Apparently, Scrooge has been kidnapped by Ratigan, who wants him to make an animatronic Queen so that he can take over Buckingham Palace. Scrooge vehemently says that they don’t care what they do to him, but he won’t do it. However, Ratigan, in typical villain fashion, goes “Who said anything about YOU?” Indicating that he’d better get it done or its curtains for Olivia. (On a little side note, the threatening of spouses/family members is a time-tested villain tactic, but it works, and I guess that’s why it’s lasted as long as it has. It’s sorta truth in animation, because even the battle-hardened hero who is impervious to torture is only too eager to cough up the secret code if the villain suddenly shows him his wife with a gun to her head.)
The reason I went into that tangent is because I LOVE Ratigan as a villain. He’s voiced by the immortal Vincent Price, who is perfect for the role, and I love the villains who look more threatening when they smile. Like when he gets angry for a brief second and then smothers it under a grin, showing that underneath he’s seething but can charm you into a false sense of security. That’s terrifying. Also, it’s a blink-and-you-miss it type thing, but in one scene where he does that and then raises his hand to touch the bat’s wing, the bat cringes as if he’s going to be hit.

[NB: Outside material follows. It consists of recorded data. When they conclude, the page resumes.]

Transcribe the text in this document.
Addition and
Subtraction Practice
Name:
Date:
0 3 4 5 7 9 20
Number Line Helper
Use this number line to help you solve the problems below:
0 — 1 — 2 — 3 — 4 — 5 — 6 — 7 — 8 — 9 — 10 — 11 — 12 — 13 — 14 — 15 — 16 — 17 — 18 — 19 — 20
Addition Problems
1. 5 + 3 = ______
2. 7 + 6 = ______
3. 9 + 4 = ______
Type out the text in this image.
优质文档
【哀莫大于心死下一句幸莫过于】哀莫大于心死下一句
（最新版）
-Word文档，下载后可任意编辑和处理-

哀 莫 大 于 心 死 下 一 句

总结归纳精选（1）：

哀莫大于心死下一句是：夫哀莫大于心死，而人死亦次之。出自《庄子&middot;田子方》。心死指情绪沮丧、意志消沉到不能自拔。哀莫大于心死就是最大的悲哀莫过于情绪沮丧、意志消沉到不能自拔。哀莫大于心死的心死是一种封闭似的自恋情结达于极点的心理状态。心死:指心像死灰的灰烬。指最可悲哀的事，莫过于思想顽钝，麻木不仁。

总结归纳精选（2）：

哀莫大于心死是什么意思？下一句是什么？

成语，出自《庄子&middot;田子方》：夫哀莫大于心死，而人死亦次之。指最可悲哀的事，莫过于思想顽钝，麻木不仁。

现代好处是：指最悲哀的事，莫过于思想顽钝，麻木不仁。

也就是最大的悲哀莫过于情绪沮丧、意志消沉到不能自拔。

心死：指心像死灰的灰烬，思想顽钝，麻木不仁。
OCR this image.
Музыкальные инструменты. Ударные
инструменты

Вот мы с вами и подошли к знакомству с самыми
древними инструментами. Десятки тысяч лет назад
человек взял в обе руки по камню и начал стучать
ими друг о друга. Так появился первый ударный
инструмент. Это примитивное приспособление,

It definitely shows just how good of a villain he is.
Not to mention the fact that he has one of my favourite villain songs EVER. It’s just so catchy! It was on my Sing-Along-Songs album, with the line “more than the widows and orphans you drown” casually snipped out, and thankfully without Garfield’s parallel universe twin. (That cat is disgusting.) Toby, however, is not, and is also quite striking in resemblance to certain dogs from Lady and the Tramp, Fox and the Hound, etc. I wonder why…
Olivia ends up getting kidnapped by the bat, and the robot Queen (which everyone is too stupid to see is fake, of course) goes on to host her Jubilee. But naturally, Basil shows up to save the day! It all leads up to a fight scene on Big Ben, which is actually a great sequence. I love how Ratigan gradually loses his gentlemanly demeanor and turns into a teeth-baring, hairy, rage-filled rat. It’s definitely just as threatening as his smothered charm before. The film ends with Basil teaming up with Dr. Dawson to take on any case that might come to their door.
This film is great! It’s so underrated and I’m glad it recently got a DVD release, because more people need to see this film. It’s a definite prelude to the Disney Renaissance and it can only get better from here. At least for the next couple of films. (Looking at you, Pocahontas.)